I could barely contain my excitement as we got back into the car. It was now time for us to go search of the two things I wanted to see the most while in Sydney — the Harbour Bridge and the Opera House!

Sydney Harbour Bridge

Sydney Opera House

After squealing with joy at both sights and forcing Dave to take 500 photos of me posing with them, we boarded a ferry to Manly Beach where I became even more annoying as I laughed hysterically at every. Single. Sign.

Manly Ocean Foods

Manly Ocean Foods!

Manly Pharmacy

Manly Pharmacy! 

Yeah. I was that person.

So aside from taking photos of every single shop in Manly, I also paid a visit to Manly Beach which was pretty, busy and full of surfers — just how I’d imagined all Australian beaches to be. I liked it a lot.

Manly Beach, Sydney

On our final day, Dave took me to explore some of the beaches close to the centre of Sydney. 

We began in Coogee. As we rolled into the parking spot, pulling up to face the beach, little did we know that we had just violated one of Australia’s Most Sensible Road Rules and that there would be a $99 parking ticket in our future. We should have parked rear to kerb. Oh, Australia.

Blissfully unaware of our despicable recklessness, we made our way down to Coogee Beach.

After having impressed Dave a couple of days ago with my agility when hiking in the Blue Mountains, I was excited to wander along the Coogee to Bondi Coastal Walk while forcing myself to keep quiet whenever I needed a rest. The path wound around rocky coves full of rowing boats, past playgrounds and parks, through cliff-side cemeteries and onto beautiful, tiny beaches.

Two hours later, we reached Bondi Beach and, well, to be honest, I just didn’t see what all the fuss was about. I fear that Southeast Asian beaches may have spoiled me forever…

Bondi Beach in Sydney

And that just about concluded my tour of Sydney!

As you know, I’m not really a big city person — they often feel soulless and make me claustrophobic. I much prefer tiny, chilled out beach towns.

Unfortunately, for me, Sydney felt like most big cities around the world. I was mostly underwhelmed, enjoying some of the beaches but despising the inner-city chaos. I had lots of fun visiting the famous landmarks… but I didn’t love it enough to want to return any time soon. Now I’ve ticked off all the touristy stuff, I just don’t know what there is to return to…

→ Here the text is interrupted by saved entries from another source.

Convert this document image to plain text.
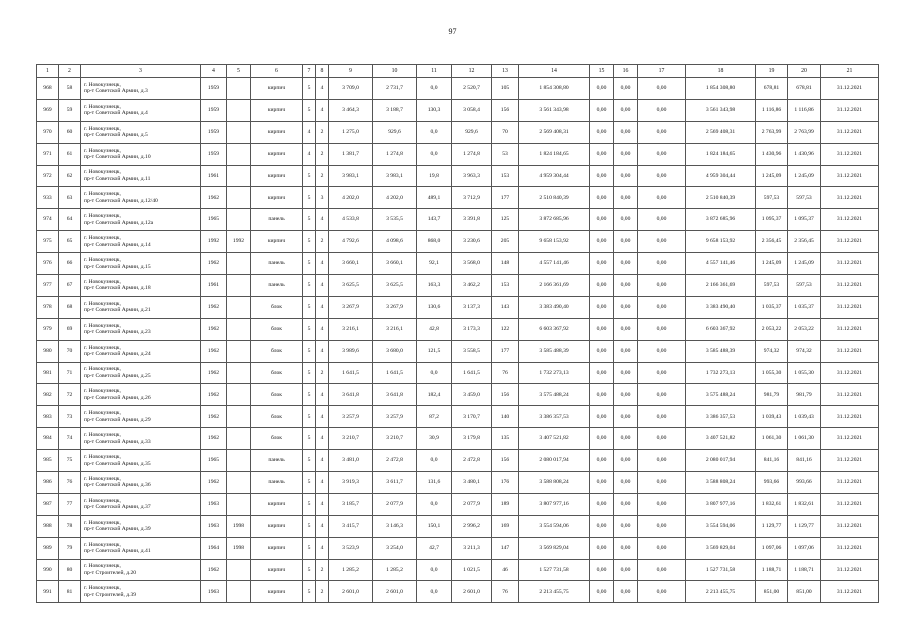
97
1	2	3	4	5	6	7	8	9	10	11	12	13	14	15	16	17	18	19	20	21
968	58	г. Новокузнецк,
пр-т Советской Армии, д.3	1959		кирпич	5	4	3 709,0	2 731,7	0,0	2 520,7	105	1 854 308,80	0,00	0,00	0,00	1 854 308,80	678,81	678,81	31.12.2021
969	59	г. Новокузнецк,
пр-т Советской Армии, д.4	1959		кирпич	5	4	3 464,3	3 188,7	130,3	3 058,4	156	3 561 343,98	0,00	0,00	0,00	3 561 343,98	1 116,86	1 116,86	31.12.2021
970	60	г. Новокузнецк,
пр-т Советской Армии, д.5	1959		кирпич	4	2	1 275,0	929,6	0,0	929,6	70	2 569 408,31	0,00	0,00	0,00	2 569 408,31	2 763,99	2 763,99	31.12.2021
971	61	г. Новокузнецк,
пр-т Советской Армии, д.10	1959		кирпич	4	2	1 381,7	1 274,8	0,0	1 274,8	53	1 824 184,65	0,00	0,00	0,00	1 824 184,65	1 430,96	1 430,96	31.12.2021
972	62	г. Новокузнецк,
пр-т Советской Армии, д.11	1961		кирпич	5	2	3 983,1	3 983,1	19,8	3 963,3	153	4 959 304,44	0,00	0,00	0,00	4 959 304,44	1 245,09	1 245,09	31.12.2021
933	63	г. Новокузнецк,
пр-т Советской Армии, д.12/40	1962		кирпич	5	3	4 202,0	4 202,0	489,1	3 712,9	177	2 510 840,39	0,00	0,00	0,00	2 510 840,39	597,53	597,53	31.12.2021
974	64	г. Новокузнецк,
пр-т Советской Армии, д.12а	1965		панель	5	4	4 533,8	3 535,5	143,7	3 391,8	125	3 872 685,96	0,00	0,00	0,00	3 872 685,96	1 095,37	1 095,37	31.12.2021
975	65	г. Новокузнецк,
пр-т Советской Армии, д.14	1992	1992	кирпич	5	2	4 792,6	4 098,6	868,0	3 230,6	205	9 658 153,92	0,00	0,00	0,00	9 658 153,92	2 356,45	2 356,45	31.12.2021
976	66	г. Новокузнецк,
пр-т Советской Армии, д.15	1962		панель	5	4	3 660,1	3 660,1	92,1	3 568,0	148	4 557 141,46	0,00	0,00	0,00	4 557 141,46	1 245,09	1 245,09	31.12.2021
977	67	г. Новокузнецк,
пр-т Советской Армии, д.18	1961		панель	5	4	3 625,5	3 625,5	163,3	3 462,2	153	2 166 361,69	0,00	0,00	0,00	2 166 361,69	597,53	597,53	31.12.2021
978	68	г. Новокузнецк,
пр-т Советской Армии, д.21	1962		блок	5	4	3 267,9	3 267,9	130,6	3 137,3	143	3 383 490,40	0,00	0,00	0,00	3 383 490,40	1 035,37	1 035,37	31.12.2021
979	69	г. Новокузнецк,
пр-т Советской Армии, д.23	1962		блок	5	4	3 216,1	3 216,1	42,8	3 173,3	122	6 603 367,92	0,00	0,00	0,00	6 603 367,92	2 053,22	2 053,22	31.12.2021
980	70	г. Новокузнецк,
пр-т Советской Армии, д.24	1962		блок	5	4	3 989,6	3 680,0	121,5	3 558,5	177	3 585 488,39	0,00	0,00	0,00	3 585 488,39	974,32	974,32	31.12.2021
981	71	г. Новокузнецк,
пр-т Советской Армии, д.25	1962		блок	5	2	1 641,5	1 641,5	0,0	1 641,5	76	1 732 273,13	0,00	0,00	0,00	1 732 273,13	1 055,30	1 055,30	31.12.2021
982	72	г. Новокузнецк,
пр-т Советской Армии, д.26	1962		блок	5	4	3 641,8	3 641,8	182,4	3 459,0	156	3 575 488,24	0,00	0,00	0,00	3 575 488,24	981,79	981,79	31.12.2021
983	73	г. Новокузнецк,
пр-т Советской Армии, д.29	1962		блок	5	4	3 257,9	3 257,9	87,2	3 170,7	140	3 386 357,53	0,00	0,00	0,00	3 386 357,53	1 039,43	1 039,43	31.12.2021
984	74	г. Новокузнецк,
пр-т Советской Армии, д.33	1962		блок	5	4	3 210,7	3 210,7	30,9	3 179,8	135	3 407 521,82	0,00	0,00	0,00	3 407 521,82	1 061,30	1 061,30	31.12.2021
985	75	г. Новокузнецк,
пр-т Советской Армии, д.35	1965		панель	5	4	3 481,0	2 472,8	0,0	2 472,8	156	2 080 017,94	0,00	0,00	0,00	2 080 017,94	841,16	841,16	31.12.2021
986	76	г. Новокузнецк,
пр-т Советской Армии, д.36	1962		панель	5	4	3 919,3	3 611,7	131,6	3 480,1	176	3 588 808,24	0,00	0,00	0,00	3 588 808,24	993,66	993,66	31.12.2021
987	77	г. Новокузнецк,
пр-т Советской Армии, д.37	1963		кирпич	5	4	3 185,7	2 077,9	0,0	2 077,9	189	3 807 977,16	0,00	0,00	0,00	3 807 977,16	1 832,61	1 832,61	31.12.2021
988	78	г. Новокузнецк,
пр-т Советской Армии, д.39	1963	1998	кирпич	5	4	3 415,7	3 146,3	150,1	2 996,2	169	3 554 594,06	0,00	0,00	0,00	3 554 594,06	1 129,77	1 129,77	31.12.2021
989	79	г. Новокузнецк,
пр-т Советской Армии, д.41	1964	1998	кирпич	5	4	3 523,9	3 254,0	42,7	3 211,3	147	3 569 829,04	0,00	0,00	0,00	3 569 829,04	1 097,06	1 097,06	31.12.2021
990	80	г. Новокузнецк,
пр-т Строителей, д.20	1962		кирпич	5	2	1 285,2	1 285,2	0,0	1 021,5	46	1 527 731,58	0,00	0,00	0,00	1 527 731,58	1 188,71	1 188,71	31.12.2021
991	81	г. Новокузнецк,
пр-т Строителей, д.39	1963		кирпич	5	2	2 601,0	2 601,0	0,0	2 601,0	76	2 213 455,75	0,00	0,00	0,00	2 213 455,75	851,00	851,00	31.12.2021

Have you ever been disappointed by somewhere that everybody else seems to love? 

 

Where to stay in Sydney.

Backpackers HQ in Sydney

Our partnership with Hostelbookers brought us to Backpackers HQ — one of my favourite hostels from my time in Australia.

The hostel was clean, modern and in a central location. We stayed in a four bed dorm, which had surprisingly comfortable, non-squeaky bunkbeds. The room itself was well-insulated from any noise and so both Dave and I were able to get a good night’s sleep.

The hostel offers a free breakfast, which consisted of unlimited bread, spreads and cereal, served in the beautiful outside courtyard.

There was free wifi too, that was actually pretty fast for Australia.

All in all, Backpackers HQ is a fantastic hostel and I’d definitely recommend staying there if you’re heading to Sydney anytime soon.